While the main point is to provide insect shelter, incorporating other natural and unnatural materials alike can help maintain visual interest for humans too, although the actual nesting material should be natural.
“I once hosted a lovely ‘make our own bee hotel’ party, and I brought out a bunch of scrap wood, we all had power drills, and we drilled holes and placed them in interesting ways [into frames],” Bratman says. “We experimented with bundles of bamboo, and some people even built in bricks.” Be cautious when using paints and varnishes, as bees could suffer from neurological issues from off-gassing coatings, she warns.
A bee hotel can be large enough to cover the side of your house or small enough to hang from an apartment complex balcony. Note: Most bees can’t fly above 30 to 40 feet, Bratman says, meaning a bee hotel won’t do much if you’re on the 10th floor of an apartment building.
Regardless of your hotel’s maximum occupancy, it’s important to make sure that the space remains hygienic. While building a bee hotel can be a low-effort activity, maintaining it to prevent diseases, parasites and rot requires some work so it doesn’t turn into a hotel from hell.

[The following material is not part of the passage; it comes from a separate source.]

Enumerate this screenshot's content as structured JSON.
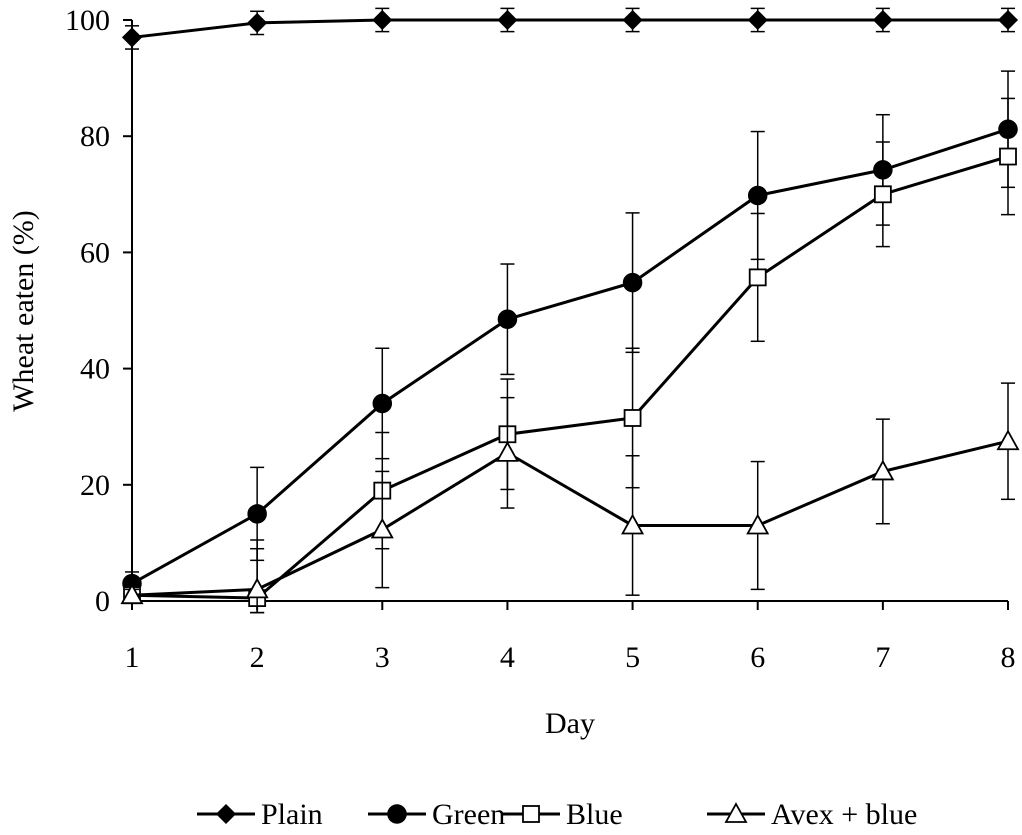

Clean tubes after bee larvae eggs have hatched, or replace tubes with fresh ones. Compressed air or a pipe cleaner should be sufficient to clean out the holes, according to the Edmonton & Area Land Trust. Wood blocks should also be refreshed every few years, but time any maintenance to when bees have hatched and vacated the hotel.
3. Build a habitat for burrowing bees
Building a bee hotel is one way to boost the native bee population, but since there may be thousands of native bee species in the U.S. alone, not all bees prefer a premade cavity. Some types of bees prefer to nestle in the ground, digging their own burrows in appropriate soils.
Bee hotels are “filling an important gap, but there’s also a need for grasslands and for slightly disturbed soils so that ground nesting bees can also be part of the mix,” Bratman says.
Many ground nesting bees live “basically in the underground equivalent of a studio apartment building complex,” she explained. “They will burrow into the ground, make a little nest, have multiple entrances and exits, and be right near hundreds of other bees doing the same thing.”
Miami University experts suggest not tilling or walking over soil inhabited by ground nesting bees to prevent it from compacting. Providing loose, well-drained, bare areas of soil can help those bees make a home more easily. You’ll also want to allow native ground-cover plants, as opposed to regular lawn plants, to take over your yard. A bloom-filled tapestry lawn may be another option. “There’s a lot to be said for challenging the aesthetic of the perfect grass lawn, which is essentially a food desert for bees and other pollinators, and encouraging clover and violets and the occasional dandelion and taller grasses as part of an architectural statement that a landscape can be more pollinator friendly,” Bratman adds.